Der Hunsrück gehörte zu den Regionen Deutschlands, die am stärksten von der Auswanderung betroffen waren. Die meisten Auswanderer suchten das Glück im fernen Brasilien, von wo aus die brasilianische Regierung unter Kaiser Pedro I. und seiner österreichischen Frau Maria Leopoldine größte Anstrengung unternahm, in Deutschland Einwanderer anzuwerben, um das Land urbar zu machen. Besonders gesucht waren Menschen, die sowohl Handwerk als auch Landwirtschaft beherrschten.

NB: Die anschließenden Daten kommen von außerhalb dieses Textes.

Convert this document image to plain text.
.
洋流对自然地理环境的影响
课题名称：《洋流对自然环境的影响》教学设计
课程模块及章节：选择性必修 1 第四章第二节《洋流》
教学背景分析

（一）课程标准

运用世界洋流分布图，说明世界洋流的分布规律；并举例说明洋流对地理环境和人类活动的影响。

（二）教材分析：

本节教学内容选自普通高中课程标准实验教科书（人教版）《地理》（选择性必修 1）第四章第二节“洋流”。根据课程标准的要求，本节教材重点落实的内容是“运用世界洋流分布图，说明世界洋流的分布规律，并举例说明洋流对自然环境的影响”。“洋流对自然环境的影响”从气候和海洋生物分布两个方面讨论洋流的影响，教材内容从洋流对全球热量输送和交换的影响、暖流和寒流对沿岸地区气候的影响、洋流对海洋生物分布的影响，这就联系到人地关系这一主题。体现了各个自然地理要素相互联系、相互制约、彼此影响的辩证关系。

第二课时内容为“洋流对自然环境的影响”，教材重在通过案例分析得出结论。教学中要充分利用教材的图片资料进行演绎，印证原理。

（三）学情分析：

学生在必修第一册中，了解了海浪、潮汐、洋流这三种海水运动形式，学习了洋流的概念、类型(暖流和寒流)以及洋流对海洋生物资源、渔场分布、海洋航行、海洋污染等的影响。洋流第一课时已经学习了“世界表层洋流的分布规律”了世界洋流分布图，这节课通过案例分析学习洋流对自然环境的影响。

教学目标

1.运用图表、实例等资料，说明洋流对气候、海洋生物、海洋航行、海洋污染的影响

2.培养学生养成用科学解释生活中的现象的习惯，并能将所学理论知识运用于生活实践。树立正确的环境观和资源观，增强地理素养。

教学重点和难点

Diese Kombination von Kenntnissen fand man vor allem in ärmeren Gegenden Deutschlands, dort, wo die Bauernhöfe klein und ertragsarm waren, sodass die Söhne immer noch ein Handwerk ausüben mussten, um die Familien ernähren zu können. Kein Landstrich erfüllte solche Bedingungen besser, als der Hunsrück. Allein im Jahr 1846 wurden 1230 Familien aus dem Hunsrück gezählt, die im Süden Brasiliens ankamen, um ein neues Leben zu beginnen.

In den entlegenen Gegenden Deutschlands, zu denen auch der Hunsrück zählte, war erst nach dem Wiener Kongress die allgemeine Schulpflicht eingeführt worden. Bauern- und Handwerker-Kinder hatten nach 1815 erstmals Zugang zu Büchern, Zeitungen, den sogenannten „Intelligenzblättern“ und Kalendergeschichten und lernten, lesend die Welt „mit wissendem Blick“ zu betrachten.

Die Kenntnis von Geografie, Geschichte und Politik war seitdem enorm gewachsen, während gleichzeitig die Enge und Aussichtslosigkeit des eigenen Landes immer klarer ins Bewusstsein rückte und in Freundeskreisen diskutiert wurde. Die Jahre des sogenannten „Vormärz“ waren zugleich die Zeit der deutschen Romantik und der erwachenden Freiheitsideale. Die Menschen entdeckten ihr „Ich“ auf neue Weise. Sie spürten einen inneren Reichtum, der aus ihren Gefühlen, ihren Gedanken, ihren Fähigkeiten entstehen konnte; kurz: es war ein neues geistiges und soziales Klima, aus dem heraus die große Auswanderungswelle ihre Dynamik gewann.